Philosophisches Wörterbuch: Tout est bien – Alles ist gut (Originaltext)

Wir geben hier den Artikel Tout est bien – Alles ist gut aus der ersten Ausgabe des Philosophischen Wörterbuchs von 1764 in französischer Sprache wieder.


Ce fut un beau bruit dans les écoles, et même parmi les gens qui raisonnent, quand Leibniz en paraphrasant Platon bâtit son édifice du meilleur des mondes possibles, et qu’il imagina que tout allait au mieux. Il affirma dans le nord de l’Allemagne que Dieu ne pouvait faire qu’un seul monde. Platon lui avait au moins laissé la liberté de faire cinq: par la raison qu’il n’y a que cinq corps solides réguliers en géométrie, le tétraèdre, ou la pyramide à trois faces, avec la base égale, le cube, l’hexaèdre, le dodécaèdre, l’icosaèdre. Mais comme nôtre monde n’est de la forme des cinq corps de Platon, il devait permettre à Dieu une sixième manière.

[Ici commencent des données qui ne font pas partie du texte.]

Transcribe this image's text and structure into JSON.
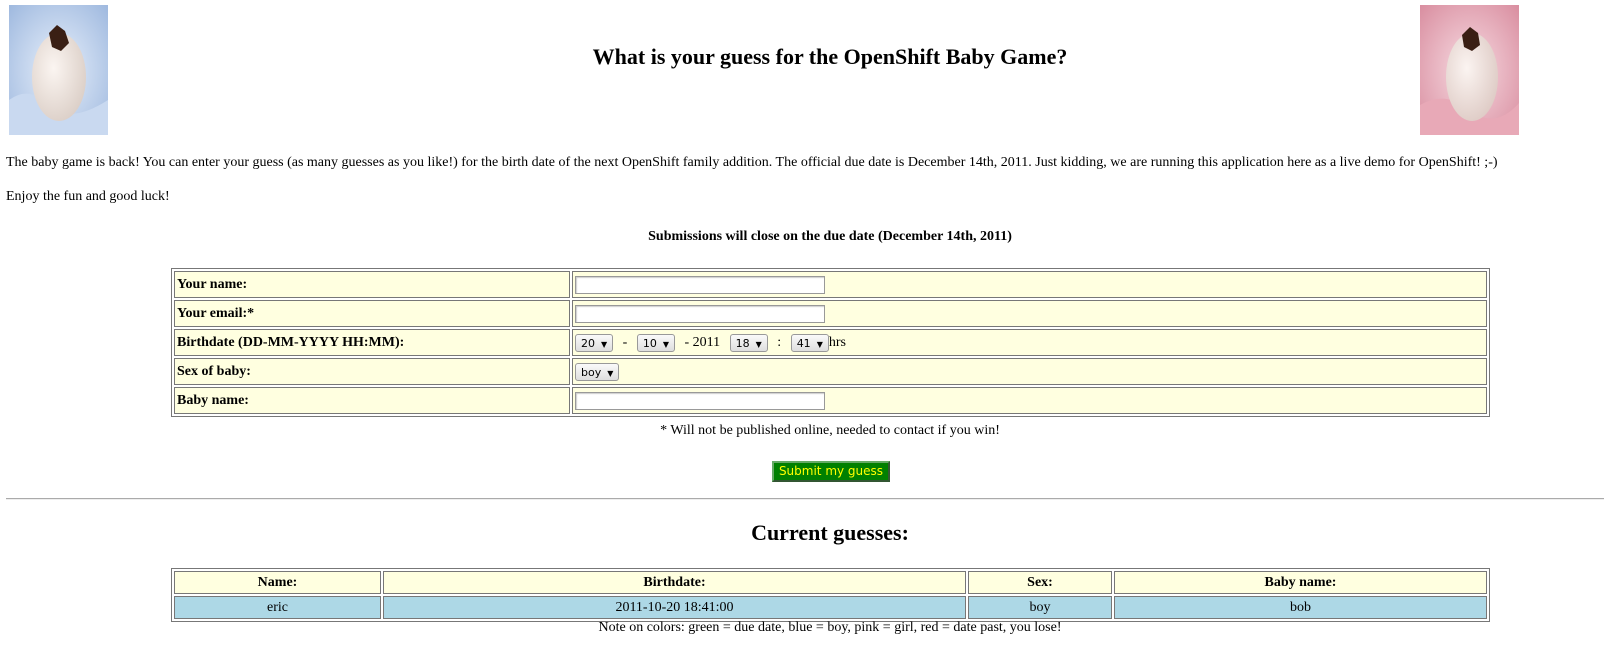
{
  "header": {
    "title": "What is your guess for the OpenShift Baby Game?"
  },
  "intro": {
    "paragraph": "The baby game is back! You can enter your guess (as many guesses as you like!) for the birth date of the next OpenShift family addition. The official due date is December 14th, 2011. Just kidding, we are running this application here as a live demo for OpenShift! ;-)",
    "enjoy": "Enjoy the fun and good luck!",
    "closing_note": "Submissions will close on the due date (December 14th, 2011)"
  },
  "form": {
    "name_label": "Your name:",
    "name_value": "",
    "email_label": "Your email:*",
    "email_value": "",
    "birthdate_label": "Birthdate (DD-MM-YYYY HH:MM):",
    "day": "20",
    "month": "10",
    "year_text": "- 2011",
    "hour": "18",
    "minute": "41",
    "dash": "-",
    "colon": ":",
    "hrs": "hrs",
    "sex_label": "Sex of baby:",
    "sex_value": "boy",
    "babyname_label": "Baby name:",
    "babyname_value": "",
    "footnote": "* Will not be published online, needed to contact if you win!",
    "submit_label": "Submit my guess"
  },
  "guesses": {
    "heading": "Current guesses:",
    "columns": [
      "Name:",
      "Birthdate:",
      "Sex:",
      "Baby name:"
    ],
    "rows": [
      {
        "name": "eric",
        "birthdate": "2011-10-20 18:41:00",
        "sex": "boy",
        "baby_name": "bob"
      }
    ],
    "colors_note": "Note on colors: green = due date, blue = boy, pink = girl, red = date past, you lose!"
  },
  "colors": {
    "cell_bg": "#ffffe0",
    "boy_row": "#add8e6",
    "submit_bg": "#008000",
    "submit_text": "#ffff00"
  },
  "icons": {
    "left_image": "egg-blue-image",
    "right_image": "egg-pink-image"
  }
}
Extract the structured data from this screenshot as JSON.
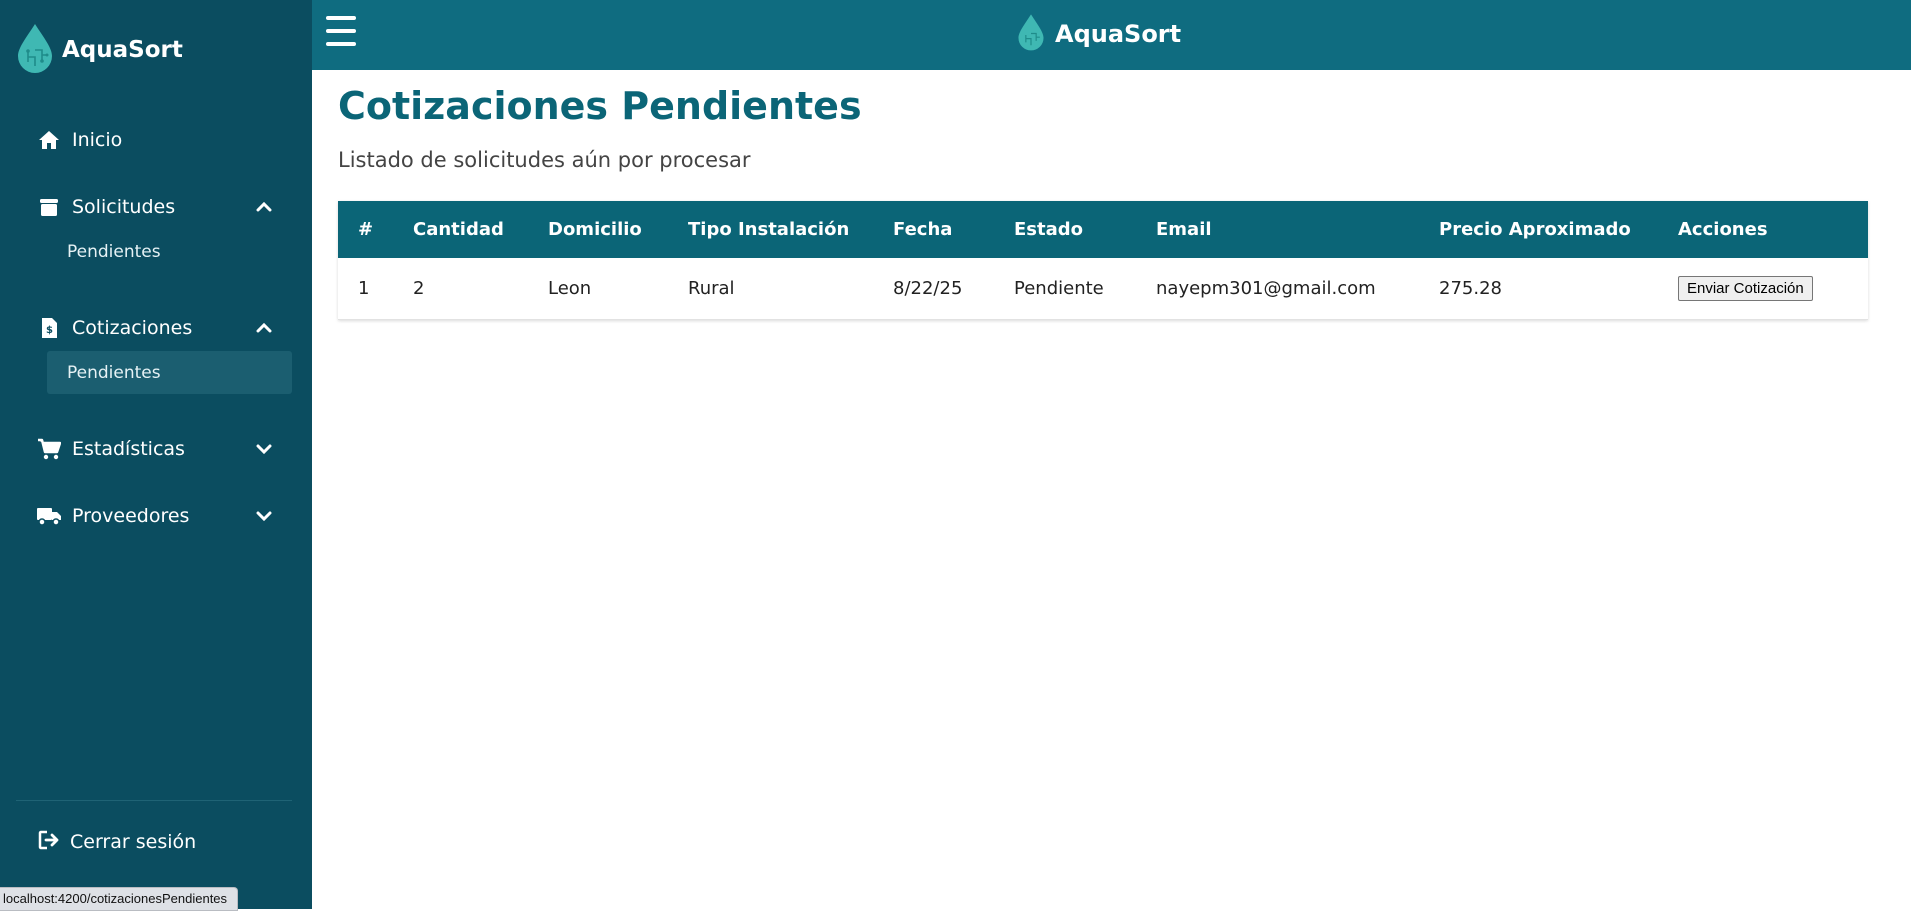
{
  "app": {
    "brand": "AquaSort"
  },
  "sidebar": {
    "items": [
      {
        "label": "Inicio",
        "icon": "home-icon"
      },
      {
        "label": "Solicitudes",
        "icon": "box-icon",
        "expanded": true,
        "sub": [
          "Pendientes"
        ]
      },
      {
        "label": "Cotizaciones",
        "icon": "invoice-icon",
        "expanded": true,
        "sub": [
          "Pendientes"
        ]
      },
      {
        "label": "Estadísticas",
        "icon": "cart-icon",
        "expanded": false
      },
      {
        "label": "Proveedores",
        "icon": "truck-icon",
        "expanded": false
      }
    ],
    "logout": "Cerrar sesión"
  },
  "status_bar": {
    "url": "localhost:4200/cotizacionesPendientes"
  },
  "page": {
    "title": "Cotizaciones Pendientes",
    "subtitle": "Listado de solicitudes aún por procesar"
  },
  "table": {
    "headers": [
      "#",
      "Cantidad",
      "Domicilio",
      "Tipo Instalación",
      "Fecha",
      "Estado",
      "Email",
      "Precio Aproximado",
      "Acciones"
    ],
    "rows": [
      {
        "num": "1",
        "cantidad": "2",
        "domicilio": "Leon",
        "tipo": "Rural",
        "fecha": "8/22/25",
        "estado": "Pendiente",
        "email": "nayepm301@gmail.com",
        "precio": "275.28",
        "accion": "Enviar Cotización"
      }
    ]
  },
  "colors": {
    "sidebar_bg": "#0b4d60",
    "topbar_bg": "#0f6c80",
    "accent": "#0b6577",
    "drop": "#3fb8b3"
  }
}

Laissons- à le divin Platon. Leibniz que était assurément meilleur géomètre que lui, et plus profond métaphysicien, rendit donc le service au genre humain de lui faire voir que nous devons être très-content, et que Dieu ne pouvait pas avantage pour nous: qu’il avait nécessairement choisit entre tous les partis possibles, le meilleur, sans contredit.
Que deviendra le péché originel? Lui criait-on. Il deviendra ce qu’il pourra disaient Leibniz et ses amis: mais en public il écrivait que le péché originel entrait nécessairement dans le meilleur des mondes.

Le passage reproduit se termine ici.